On consultation, an access officer would definitely be a helpful first step. Ongoing conversation as opposed to discrete consultation is absolutely necessary. We also need support. We need to look at consultation in the home in the round. For example, our members have put their hands in their pockets to the tune of thousands of euro to pay for transport to consultations and access needs for consultations. Again, it is the lack of joined-up thinking about the reality of disabled people's lives. We will talk about how half of disabled people struggle to access public transport and then we want them to go to a consultation in Citywest. There are also the practical issues. For example, if disabled people rely on public transport to get to a consultation, a bus will take only one wheelchair user. How many wheelchair users will be able to turn up? Will they have to start queueing from midnight the night before? We need to support people to get to consultations by providing information and transport.
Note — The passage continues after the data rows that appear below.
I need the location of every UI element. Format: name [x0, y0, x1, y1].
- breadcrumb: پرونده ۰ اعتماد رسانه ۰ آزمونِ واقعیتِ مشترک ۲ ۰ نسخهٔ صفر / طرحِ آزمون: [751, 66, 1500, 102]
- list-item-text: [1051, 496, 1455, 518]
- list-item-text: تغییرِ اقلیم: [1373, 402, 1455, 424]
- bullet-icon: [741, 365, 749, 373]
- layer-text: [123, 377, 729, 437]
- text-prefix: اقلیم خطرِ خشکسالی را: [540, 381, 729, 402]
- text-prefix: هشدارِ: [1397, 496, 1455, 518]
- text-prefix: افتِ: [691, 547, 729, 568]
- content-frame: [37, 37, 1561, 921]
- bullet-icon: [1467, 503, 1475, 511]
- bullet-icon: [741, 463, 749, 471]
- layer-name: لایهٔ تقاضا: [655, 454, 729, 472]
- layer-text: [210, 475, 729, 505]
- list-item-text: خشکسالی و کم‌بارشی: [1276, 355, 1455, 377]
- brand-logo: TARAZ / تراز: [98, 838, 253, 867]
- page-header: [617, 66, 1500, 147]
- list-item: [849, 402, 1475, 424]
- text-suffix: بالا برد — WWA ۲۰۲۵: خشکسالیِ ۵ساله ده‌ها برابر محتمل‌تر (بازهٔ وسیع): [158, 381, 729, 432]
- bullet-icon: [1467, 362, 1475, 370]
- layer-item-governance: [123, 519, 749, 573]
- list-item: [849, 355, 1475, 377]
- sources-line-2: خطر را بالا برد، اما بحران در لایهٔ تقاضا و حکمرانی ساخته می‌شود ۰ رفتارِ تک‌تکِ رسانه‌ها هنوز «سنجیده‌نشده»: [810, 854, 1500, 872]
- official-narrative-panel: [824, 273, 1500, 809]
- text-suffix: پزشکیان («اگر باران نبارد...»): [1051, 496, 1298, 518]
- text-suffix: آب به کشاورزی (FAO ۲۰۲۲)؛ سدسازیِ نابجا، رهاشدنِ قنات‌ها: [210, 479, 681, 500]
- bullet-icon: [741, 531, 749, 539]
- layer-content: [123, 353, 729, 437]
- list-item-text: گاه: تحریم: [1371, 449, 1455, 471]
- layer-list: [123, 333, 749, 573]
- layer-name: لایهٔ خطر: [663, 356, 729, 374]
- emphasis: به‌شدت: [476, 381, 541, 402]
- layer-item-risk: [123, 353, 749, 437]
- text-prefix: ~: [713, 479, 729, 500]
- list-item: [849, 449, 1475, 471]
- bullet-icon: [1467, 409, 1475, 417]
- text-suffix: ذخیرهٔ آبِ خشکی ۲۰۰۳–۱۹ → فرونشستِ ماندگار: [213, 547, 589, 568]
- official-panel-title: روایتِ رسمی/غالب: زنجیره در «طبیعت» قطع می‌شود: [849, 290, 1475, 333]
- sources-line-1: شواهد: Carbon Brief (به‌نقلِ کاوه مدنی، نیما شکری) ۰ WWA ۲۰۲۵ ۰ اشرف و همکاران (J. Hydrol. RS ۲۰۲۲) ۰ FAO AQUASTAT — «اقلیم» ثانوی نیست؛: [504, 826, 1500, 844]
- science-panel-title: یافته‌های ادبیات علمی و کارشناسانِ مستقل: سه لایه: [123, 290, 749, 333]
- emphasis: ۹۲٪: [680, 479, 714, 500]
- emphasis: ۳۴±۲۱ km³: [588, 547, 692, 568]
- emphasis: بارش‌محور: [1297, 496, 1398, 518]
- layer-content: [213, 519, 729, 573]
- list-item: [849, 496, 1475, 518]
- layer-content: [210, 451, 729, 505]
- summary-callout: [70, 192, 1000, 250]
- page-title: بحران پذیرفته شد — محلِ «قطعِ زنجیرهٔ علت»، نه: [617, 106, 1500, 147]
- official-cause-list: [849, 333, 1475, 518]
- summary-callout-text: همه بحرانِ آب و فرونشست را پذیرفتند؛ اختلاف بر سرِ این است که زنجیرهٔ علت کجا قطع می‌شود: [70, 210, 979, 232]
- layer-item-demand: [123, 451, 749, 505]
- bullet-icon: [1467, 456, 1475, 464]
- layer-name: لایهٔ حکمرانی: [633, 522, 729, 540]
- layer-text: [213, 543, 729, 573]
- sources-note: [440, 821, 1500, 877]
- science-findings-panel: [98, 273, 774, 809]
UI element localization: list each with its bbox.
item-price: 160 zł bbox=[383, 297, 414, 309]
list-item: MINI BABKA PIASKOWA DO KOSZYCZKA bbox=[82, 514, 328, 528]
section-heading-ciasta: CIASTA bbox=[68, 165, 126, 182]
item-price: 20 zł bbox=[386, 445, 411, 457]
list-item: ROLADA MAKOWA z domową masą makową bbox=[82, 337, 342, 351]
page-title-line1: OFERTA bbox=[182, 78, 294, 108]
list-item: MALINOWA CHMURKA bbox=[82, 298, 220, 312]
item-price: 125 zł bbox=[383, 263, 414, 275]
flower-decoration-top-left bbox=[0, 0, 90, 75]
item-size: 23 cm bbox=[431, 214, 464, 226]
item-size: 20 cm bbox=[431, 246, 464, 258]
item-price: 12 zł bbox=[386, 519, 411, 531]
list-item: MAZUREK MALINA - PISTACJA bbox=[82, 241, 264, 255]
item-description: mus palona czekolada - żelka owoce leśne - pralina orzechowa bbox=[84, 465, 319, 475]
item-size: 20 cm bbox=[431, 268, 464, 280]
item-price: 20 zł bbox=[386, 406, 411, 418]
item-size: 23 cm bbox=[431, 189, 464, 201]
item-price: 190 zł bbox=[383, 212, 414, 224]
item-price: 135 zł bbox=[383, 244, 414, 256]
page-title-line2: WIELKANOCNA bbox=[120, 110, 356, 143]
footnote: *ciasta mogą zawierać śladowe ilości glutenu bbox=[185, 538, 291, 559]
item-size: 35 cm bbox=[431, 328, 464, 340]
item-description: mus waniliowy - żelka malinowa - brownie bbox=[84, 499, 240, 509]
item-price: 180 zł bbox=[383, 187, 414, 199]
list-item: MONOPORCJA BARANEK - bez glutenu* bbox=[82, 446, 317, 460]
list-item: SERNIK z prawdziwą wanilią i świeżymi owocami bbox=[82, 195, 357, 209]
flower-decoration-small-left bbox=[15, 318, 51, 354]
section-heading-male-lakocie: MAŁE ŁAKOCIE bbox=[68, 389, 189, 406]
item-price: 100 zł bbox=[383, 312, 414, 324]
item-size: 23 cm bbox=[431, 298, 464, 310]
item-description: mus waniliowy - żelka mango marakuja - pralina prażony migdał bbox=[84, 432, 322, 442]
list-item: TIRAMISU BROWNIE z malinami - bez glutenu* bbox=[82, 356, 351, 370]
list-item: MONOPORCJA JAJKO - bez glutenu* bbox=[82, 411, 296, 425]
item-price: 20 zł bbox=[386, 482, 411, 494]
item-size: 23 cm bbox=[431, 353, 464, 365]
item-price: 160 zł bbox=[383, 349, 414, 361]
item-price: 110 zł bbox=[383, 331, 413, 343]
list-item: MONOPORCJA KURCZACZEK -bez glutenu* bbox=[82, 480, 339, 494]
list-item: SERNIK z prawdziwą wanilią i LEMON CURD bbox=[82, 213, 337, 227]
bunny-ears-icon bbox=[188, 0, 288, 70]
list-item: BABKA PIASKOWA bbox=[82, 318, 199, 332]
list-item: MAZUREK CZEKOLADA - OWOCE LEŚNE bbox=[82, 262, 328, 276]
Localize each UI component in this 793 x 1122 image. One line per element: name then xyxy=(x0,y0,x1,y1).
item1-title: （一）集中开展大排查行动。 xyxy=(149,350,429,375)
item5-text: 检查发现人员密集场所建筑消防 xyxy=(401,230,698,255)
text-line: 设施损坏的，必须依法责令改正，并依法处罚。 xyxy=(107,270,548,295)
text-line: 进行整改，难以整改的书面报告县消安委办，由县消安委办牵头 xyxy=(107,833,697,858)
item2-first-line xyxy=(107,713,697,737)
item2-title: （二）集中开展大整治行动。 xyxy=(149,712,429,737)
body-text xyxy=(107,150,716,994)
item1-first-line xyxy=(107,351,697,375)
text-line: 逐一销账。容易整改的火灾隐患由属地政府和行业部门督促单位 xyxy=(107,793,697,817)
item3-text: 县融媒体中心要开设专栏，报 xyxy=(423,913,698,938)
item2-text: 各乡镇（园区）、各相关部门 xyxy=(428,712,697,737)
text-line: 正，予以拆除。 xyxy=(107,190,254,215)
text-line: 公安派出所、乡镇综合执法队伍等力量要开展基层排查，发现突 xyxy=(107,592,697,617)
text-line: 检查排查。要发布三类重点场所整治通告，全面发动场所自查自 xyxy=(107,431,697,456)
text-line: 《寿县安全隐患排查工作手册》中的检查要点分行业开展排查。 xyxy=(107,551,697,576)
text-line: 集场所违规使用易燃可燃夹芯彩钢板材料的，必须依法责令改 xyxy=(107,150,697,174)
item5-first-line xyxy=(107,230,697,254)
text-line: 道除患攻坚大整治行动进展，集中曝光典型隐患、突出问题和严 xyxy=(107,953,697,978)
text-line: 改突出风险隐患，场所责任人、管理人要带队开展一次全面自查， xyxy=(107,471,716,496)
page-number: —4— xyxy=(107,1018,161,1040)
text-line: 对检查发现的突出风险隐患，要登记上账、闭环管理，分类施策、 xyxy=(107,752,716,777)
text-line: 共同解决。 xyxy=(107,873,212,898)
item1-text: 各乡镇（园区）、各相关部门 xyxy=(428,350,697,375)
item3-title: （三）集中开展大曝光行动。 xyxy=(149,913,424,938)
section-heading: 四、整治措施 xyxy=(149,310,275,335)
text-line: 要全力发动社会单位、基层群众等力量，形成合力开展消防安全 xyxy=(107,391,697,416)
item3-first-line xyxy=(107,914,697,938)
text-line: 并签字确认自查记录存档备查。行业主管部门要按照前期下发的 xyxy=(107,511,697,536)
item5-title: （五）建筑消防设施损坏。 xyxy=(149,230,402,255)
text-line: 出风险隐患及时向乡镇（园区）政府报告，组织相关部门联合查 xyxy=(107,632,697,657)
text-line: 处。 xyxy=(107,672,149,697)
There is also the removal of hybrid or remote options. This has really impacted disabled people's ability to participate. We learned how to do it. That was one of the good things to come out of recent years. We need to keep that. That is all I want to say. I support what people have already said on it but emphasise we need to be moving to conversations as opposed to isolated one-off consultations every few years.
There is something else I would like to see. What we are seeing, particularly for disabled women, is even more falling through the gaps. I would like to call for strategies on a national level dealing with women's issues or gender-based issues to automatically have to include high-level targets ensuring equality for disabled women.
I would like to see national strategies for disabled people having to include high-level gender-based targets. Almost none of them do. There are entire strategies on women that do not mention disability. There are entire strategies on disability that do not mention women. There is an assumption that will come out in the wash and be worked out in the detail, but it is not. To show our commitment to equality for disabled women, we need to be putting that at the highest level and showing we see it as a high-level priority.